Quand une radio internationale est financée essentiellement par le ministère des affaires étrangères de son pays, on ne peut pas s’attendre à entendre autre chose que « la voix de son maitre ». Et cette voix a parlé : les élections communales et régionales n’auront pas lieu à la date indiquée du 25 octobre au Mali. Bien sûr, les autorités maliennes, qui ne peuvent pas faire autrement que de suivre, essayent de donner le change. Selon le ministre de l’administration territoriale et de la décentralisation, le gouvernement reste ouvert à toutes les propositions venant de la classe politique, or, à part le RPM qui entend confirmer sa suprématie absolue en termes d’élus à tous les niveaux, les partis politiques, de l’Opposition comme de la Majorité présidentielle et du Centre, sont tous pour un report de ces scrutins. Samedi dernier, ce sont également les mouvements républicains de la Plateforme qui sont montés au créneau pour demander, eux aussi, le report de ces scrutins. Ils ont laissé entendre que tous leurs bras valides sont mobilisés sur le terrain, et que dans les localités il ne reste plus que les vieillards, les femmes et les enfants.
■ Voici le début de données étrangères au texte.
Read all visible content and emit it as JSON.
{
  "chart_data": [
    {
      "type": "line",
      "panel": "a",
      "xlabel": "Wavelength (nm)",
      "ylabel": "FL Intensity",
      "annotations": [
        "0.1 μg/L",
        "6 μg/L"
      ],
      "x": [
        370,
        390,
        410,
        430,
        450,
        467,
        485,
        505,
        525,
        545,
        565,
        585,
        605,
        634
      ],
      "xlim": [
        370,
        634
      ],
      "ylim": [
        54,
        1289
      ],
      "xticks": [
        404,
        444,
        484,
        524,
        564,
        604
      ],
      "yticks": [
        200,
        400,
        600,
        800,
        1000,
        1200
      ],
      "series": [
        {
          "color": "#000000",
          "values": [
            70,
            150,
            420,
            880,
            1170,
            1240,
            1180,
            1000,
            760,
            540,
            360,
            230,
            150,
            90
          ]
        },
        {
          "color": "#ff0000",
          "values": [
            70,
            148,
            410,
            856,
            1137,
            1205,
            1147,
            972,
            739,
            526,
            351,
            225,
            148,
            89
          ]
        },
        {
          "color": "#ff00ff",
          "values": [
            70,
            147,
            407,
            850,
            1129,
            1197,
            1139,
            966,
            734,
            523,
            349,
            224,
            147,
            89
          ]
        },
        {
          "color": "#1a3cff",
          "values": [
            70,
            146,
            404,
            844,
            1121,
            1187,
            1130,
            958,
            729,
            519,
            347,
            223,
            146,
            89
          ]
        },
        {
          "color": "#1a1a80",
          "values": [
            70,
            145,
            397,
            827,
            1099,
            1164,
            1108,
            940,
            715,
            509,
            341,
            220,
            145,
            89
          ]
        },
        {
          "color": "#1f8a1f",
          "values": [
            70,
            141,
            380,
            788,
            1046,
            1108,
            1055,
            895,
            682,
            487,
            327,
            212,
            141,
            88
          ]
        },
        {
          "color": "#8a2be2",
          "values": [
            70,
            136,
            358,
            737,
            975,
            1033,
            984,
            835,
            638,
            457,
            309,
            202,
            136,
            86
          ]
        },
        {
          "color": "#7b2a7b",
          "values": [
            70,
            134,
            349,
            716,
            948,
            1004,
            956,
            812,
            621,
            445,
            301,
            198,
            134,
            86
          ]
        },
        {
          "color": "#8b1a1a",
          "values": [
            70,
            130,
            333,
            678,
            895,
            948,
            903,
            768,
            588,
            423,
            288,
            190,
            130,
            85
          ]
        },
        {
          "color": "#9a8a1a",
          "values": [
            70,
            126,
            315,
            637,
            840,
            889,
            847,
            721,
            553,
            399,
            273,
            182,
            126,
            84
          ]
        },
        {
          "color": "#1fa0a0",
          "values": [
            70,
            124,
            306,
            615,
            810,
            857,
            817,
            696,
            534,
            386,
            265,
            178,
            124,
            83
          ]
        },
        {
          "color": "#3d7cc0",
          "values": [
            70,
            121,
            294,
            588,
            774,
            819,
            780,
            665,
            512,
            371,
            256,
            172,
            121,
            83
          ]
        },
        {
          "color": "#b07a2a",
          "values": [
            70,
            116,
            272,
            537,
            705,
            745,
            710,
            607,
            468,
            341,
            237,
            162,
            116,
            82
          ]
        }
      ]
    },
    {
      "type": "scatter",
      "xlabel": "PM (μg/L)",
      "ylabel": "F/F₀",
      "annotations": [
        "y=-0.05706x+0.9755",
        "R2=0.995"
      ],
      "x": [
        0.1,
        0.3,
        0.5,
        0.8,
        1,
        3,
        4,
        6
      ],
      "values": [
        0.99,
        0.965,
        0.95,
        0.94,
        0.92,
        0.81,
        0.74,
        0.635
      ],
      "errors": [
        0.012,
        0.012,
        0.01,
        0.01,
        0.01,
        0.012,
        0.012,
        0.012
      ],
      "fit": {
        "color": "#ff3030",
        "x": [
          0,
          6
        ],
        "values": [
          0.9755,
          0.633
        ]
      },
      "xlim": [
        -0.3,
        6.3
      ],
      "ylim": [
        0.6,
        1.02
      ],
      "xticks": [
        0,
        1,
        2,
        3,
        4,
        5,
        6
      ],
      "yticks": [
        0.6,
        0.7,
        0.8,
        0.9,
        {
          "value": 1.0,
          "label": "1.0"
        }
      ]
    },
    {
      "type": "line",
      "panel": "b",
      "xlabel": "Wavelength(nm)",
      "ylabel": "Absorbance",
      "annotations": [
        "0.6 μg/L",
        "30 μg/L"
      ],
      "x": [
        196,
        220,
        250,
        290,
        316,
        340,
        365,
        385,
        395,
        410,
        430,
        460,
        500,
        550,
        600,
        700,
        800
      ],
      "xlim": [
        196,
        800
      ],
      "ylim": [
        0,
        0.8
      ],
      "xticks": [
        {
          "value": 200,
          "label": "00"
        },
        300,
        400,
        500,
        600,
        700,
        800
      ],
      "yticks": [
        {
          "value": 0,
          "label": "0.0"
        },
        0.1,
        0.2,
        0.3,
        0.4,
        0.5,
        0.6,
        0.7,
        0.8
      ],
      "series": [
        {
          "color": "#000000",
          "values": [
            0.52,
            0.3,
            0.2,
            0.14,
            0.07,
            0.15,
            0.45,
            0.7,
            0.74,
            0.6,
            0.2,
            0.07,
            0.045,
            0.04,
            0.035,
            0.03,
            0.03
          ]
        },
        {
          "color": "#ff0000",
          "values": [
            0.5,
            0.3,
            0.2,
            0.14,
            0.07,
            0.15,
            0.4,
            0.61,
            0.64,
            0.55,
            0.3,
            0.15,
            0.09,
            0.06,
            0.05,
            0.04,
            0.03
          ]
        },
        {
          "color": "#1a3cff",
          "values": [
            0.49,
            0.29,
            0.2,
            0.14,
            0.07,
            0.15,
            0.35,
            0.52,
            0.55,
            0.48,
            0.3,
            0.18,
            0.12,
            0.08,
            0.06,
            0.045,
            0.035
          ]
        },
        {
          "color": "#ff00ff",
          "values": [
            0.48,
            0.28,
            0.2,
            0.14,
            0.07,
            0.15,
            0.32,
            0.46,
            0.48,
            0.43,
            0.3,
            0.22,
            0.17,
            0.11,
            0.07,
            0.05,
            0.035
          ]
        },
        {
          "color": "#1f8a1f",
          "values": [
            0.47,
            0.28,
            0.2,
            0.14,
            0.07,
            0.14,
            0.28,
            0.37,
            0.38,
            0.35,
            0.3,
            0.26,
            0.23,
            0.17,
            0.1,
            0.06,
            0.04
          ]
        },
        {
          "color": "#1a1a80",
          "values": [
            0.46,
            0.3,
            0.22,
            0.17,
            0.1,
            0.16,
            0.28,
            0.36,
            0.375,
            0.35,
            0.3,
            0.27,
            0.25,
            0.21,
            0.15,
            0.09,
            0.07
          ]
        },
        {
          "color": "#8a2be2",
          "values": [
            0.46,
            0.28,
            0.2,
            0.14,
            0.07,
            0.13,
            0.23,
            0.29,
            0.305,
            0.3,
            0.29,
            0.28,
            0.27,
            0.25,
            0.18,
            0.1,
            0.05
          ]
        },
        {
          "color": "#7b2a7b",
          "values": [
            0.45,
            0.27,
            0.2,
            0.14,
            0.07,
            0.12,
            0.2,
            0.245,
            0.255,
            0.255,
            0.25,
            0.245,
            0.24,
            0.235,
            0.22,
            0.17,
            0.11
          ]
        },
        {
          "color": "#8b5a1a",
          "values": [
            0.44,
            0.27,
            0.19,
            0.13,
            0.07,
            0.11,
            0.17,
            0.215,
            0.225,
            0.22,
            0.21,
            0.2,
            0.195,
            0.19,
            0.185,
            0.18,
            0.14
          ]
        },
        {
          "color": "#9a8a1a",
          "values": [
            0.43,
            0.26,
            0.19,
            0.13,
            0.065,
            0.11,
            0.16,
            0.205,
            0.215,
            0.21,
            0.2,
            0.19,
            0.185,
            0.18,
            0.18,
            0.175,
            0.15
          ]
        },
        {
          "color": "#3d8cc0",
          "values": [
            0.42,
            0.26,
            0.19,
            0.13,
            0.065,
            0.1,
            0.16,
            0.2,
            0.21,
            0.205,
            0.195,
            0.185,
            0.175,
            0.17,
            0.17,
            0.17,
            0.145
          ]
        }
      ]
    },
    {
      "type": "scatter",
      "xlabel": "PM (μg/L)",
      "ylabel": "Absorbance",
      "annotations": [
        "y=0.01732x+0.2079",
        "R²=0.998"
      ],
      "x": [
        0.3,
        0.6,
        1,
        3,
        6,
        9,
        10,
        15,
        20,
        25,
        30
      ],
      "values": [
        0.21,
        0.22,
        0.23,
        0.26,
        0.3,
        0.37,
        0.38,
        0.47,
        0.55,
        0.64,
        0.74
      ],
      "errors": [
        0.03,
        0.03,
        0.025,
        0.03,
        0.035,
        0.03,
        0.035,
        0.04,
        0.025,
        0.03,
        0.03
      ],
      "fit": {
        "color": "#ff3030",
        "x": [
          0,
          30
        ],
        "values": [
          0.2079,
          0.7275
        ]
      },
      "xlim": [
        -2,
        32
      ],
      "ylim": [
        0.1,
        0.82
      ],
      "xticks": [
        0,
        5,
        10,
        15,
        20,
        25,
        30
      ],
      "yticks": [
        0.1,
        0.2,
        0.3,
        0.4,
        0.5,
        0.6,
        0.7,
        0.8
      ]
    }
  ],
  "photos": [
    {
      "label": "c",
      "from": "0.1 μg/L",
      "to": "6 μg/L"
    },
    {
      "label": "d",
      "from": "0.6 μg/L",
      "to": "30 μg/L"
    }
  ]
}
Enfants gâtés de la République
Mais, visiblement, ce n’est pas parce que depuis quelques temps les responsables des partis politiques ou de la Plateforme plaident pour ce report que la communauté internationale, drivée par la France en ce qui concerne le Mali, met la pression sur le gouvernement malien pour un report de ces scrutins, c’est parce que la Coordination des mouvements de l’Azawad (CMA), les enfants gâtés de la République, ne s’accommode pas de la date fixée « unilatéralement » par le gouvernement. Pour légitimer leur prise de position en faveur du report des scrutins, les mouvements rebelles terroristes avaient pris contact avec le chef de file de l’opposition, Soumaïla Cissé, président de l’Urd, qui n’a pas manqué l’occasion d’adhérer au projet d’embêter une fois de plus le pouvoir. Il a aussitôt été suivi par les responsables d’autres partis politiques de l’Opposition. En l’occurrence, Tiébilé Dramé du Parena, dont la position sur la participation des régions du nord à tous les scrutins est connue. En 2013, pendant que la plupart des candidats à la présidentielle clamaient leur refus de participer au scrutin tant que Kidal ne serait pas libérée, le président du Parena a été le seul à retirer sa candidature jugeant que les conditions d’un scrutin inclusif n’étaient pas réunies. Tous les autres, notamment Soumaïla Cissé et Modibo Sidibé des Fares, se sont dédits.
Des préférences malsaines
Les mouvements rebelles terroristes auront donc ce qu’ils veulent : le report des élections communales et régionales et leur implication dans la fixation d’un nouveau calendrier électoral. Ils ont le soutien du maitre qui n’a jamais caché ses préférences entre un président plébiscité par son peuple et des bandes de criminels de guerre, de criminels contre l’humanité, de terroristes, de narcotrafiquants. Récemment à Alger, le président du sénat français, Gérard Larcher, qui doit avoir plus d’une corde à son arc mais qui tire si mal, a déclaré que la communauté touarègue a besoin d’une reconnaissance politique et légale sur son territoire. Si Larcher s’était donné la peine de se renseigner auprès de ses hôtes algériens, il aurait su que les Touareg et les autres communautés des régions du nord ont toujours vécu en bonne intelligence, que s’ils ont été obligés de s’exiler ou de se déplacer c’est parce que des groupes rebelles terroristes ont cru intelligent de prendre les armes, aidés par des mouvements jihadistes et salafistes, contre le pouvoir central. Et ces groupes rebelles terroristes sont constitués essentiellement de Touareg auxquels se sont joints quelques sédentaires perdus.
Ce que les uns et les autres semblent perdre de vue, c’est que ces élections sont nécessaires à la mise en œuvre de l’Accord pour la paix et la réconciliation issu du processus d’Alger, elles doivent permettre de construire la base de la nouvelle architecture politique et institutionnelle, cette base étant les régions. Au lieu d’aller à cela au plus tôt, on met en avant des dispositions de l’Accord selon lesquelles une période transitoire de dix-huit à vingt-quatre mois est nécessaire. Pour faire quels ajustements ? Serait-on en train de revenir au projet du président ATT de revoir toute l’architecture institutionnelle et politique du pays ? Si c’est le cas, le gouvernement, la CMA et la Plateforme n’ont plus qu’à se référer aux résultats des travaux de la Commission Daba, nul n’est besoin de réinventer la roue.